From the opening track, "Bundle of Joy," Giacchino balances both an open-hearted style befitting the birth of a new baby girl, and a slightly more ethereal, initially piano-driven and off-kilter theme to accompany the introduction of baby Riley's five personified emotions. Tracks like "Team Building" are a rush, bookended by the low brass theme of Sadness but with a headlong sense of propulsion thanks to a fast-paced guitar riff, as we learn about the inner workings of Riley's mind.

Yet it's a sense of aching sadness — even in a brief track like "Free Skating," which accompanies the images of Joy mirroring Riley's ice skating in an old memory — that's the overarching presence of Giacchino's Inside Out soundtrack. As much as some of the tracks are either thrilling or goofy, like "Abstract Thought," this soundtrack follows in line with the sadness permeating the story depicting a slight loss of innocence on the human lead's part. As great as this score is, it's telling that what is arguably the film's most heartbreaking moment, in which Amy Poehler's Joy, stuck down at the bottom of the Memory Dump, monologues about Riley's changing personality, is underscored with a light, almost echoing piano theme. Nothing more needs to be said.

Coco

Last year's delightful Coco features a lead character who's obsessed with music, in part because the rest of his family despises it so much. Naturally, the score is impressive; Giacchino's presence on the picture solidifies his value to Pixar. Lee Unkrich's previous film, Toy Story 3, featured another Randy Newman score, but not this time. The score is entirely Giacchino's; he also had a hand in composing "Much Needed Advice," one of the film's songs. It's hard (at least for this White writer) to know exactly how authentic Giacchino's compositions are to Mexican culture. However, what is clear is this: Coco sounds vastly different from the other scores discussed here.
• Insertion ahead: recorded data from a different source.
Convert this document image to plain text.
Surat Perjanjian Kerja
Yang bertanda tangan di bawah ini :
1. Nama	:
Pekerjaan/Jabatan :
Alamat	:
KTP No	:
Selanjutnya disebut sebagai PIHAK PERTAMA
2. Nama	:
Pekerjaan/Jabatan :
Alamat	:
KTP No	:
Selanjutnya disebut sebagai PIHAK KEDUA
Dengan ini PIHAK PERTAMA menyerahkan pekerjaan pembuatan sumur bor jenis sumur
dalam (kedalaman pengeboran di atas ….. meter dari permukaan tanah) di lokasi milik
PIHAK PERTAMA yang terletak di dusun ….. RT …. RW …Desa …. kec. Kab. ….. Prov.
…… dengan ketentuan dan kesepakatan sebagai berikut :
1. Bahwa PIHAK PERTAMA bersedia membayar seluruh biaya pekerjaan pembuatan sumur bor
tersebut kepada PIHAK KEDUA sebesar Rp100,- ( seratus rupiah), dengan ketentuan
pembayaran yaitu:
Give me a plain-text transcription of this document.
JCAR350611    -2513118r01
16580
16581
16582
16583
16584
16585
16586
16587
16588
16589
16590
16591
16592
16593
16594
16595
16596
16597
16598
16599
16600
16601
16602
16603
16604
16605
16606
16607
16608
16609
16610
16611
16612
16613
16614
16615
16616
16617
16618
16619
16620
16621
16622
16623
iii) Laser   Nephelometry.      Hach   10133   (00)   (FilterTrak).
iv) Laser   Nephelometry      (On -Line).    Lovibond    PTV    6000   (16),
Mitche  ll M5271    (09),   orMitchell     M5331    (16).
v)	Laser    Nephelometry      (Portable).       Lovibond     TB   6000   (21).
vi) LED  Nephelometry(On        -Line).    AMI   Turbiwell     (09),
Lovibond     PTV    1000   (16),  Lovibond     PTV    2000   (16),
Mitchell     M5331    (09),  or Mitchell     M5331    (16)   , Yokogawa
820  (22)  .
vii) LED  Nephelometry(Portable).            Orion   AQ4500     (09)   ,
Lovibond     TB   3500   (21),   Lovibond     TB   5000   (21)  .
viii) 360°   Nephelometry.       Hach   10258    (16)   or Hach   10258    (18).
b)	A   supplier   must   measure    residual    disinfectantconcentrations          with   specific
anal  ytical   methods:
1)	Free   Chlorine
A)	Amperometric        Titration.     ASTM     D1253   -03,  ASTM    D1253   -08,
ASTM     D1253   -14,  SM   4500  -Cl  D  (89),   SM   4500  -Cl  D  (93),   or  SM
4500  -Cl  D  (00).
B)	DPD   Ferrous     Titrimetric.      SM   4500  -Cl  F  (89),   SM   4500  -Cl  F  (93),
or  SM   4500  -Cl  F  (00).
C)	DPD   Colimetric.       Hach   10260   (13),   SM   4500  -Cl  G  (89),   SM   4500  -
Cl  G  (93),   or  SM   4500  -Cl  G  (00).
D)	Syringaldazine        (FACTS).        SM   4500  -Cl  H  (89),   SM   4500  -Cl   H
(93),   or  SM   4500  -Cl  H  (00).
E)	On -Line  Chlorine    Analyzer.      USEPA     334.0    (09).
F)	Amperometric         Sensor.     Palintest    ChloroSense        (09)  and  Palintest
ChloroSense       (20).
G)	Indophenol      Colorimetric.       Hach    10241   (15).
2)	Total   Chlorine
From his opening track, "Will He Shoemaker?", Giacchino establishes the aural design as matching the colorful depiction of Mexico, with a composition blending flutes, a guitar, a group of trumpeters, and more. It's both orchestral and recalling a mariachi band. Whatever familiarity there is lies in the sense of shifting from outrageous emotional highs to sweeter, more austere moments all within the same track. It mirrors how so many Pixar films can jump from inspiring tears to laughs to gasps all within the same sequence.

Some of the compositions for Coco are all laughs, such as "The Newbie Skeleton Walk," in which young Miguel, stuck in the Land of the Dead, tries to blend in with his new friend Hector among other skeletal figures. The flip side can be found in literally the next track, "Adios Chicharron," accompanying a scene where Miguel watches one of the skeletons in the Land of the Dead fade away because no one in the Land of the Living remembers him anymore. It's a haunting number, building to a crescendo with trumpets and strings playing a final melody for the forgotten spirit; though the scene somewhat echoes moments in Inside Out in the Memory Dump, Giacchino's musical choices here and elsewhere are wholly singular. Coco specifically sounds — appropriately — nothing like his other Pixar films.

Perhaps that's what makes Michael Giacchino such a special composer, and so important to the last decade-plus of Pixar films. His style is instantly recognizable without being lazy or overly familiar. He's immensely talented, but in no way predictable. What you get with a new Giacchino score is something bursting at the seams with emotion and excitement, mirroring the best that Pixar has to offer. There are plenty of great Pixar films that Giacchino wasn't involved in, such as the Toy Story trilogy. But there are only so many great Pixar film scores, almost all of which have this one great composer in common.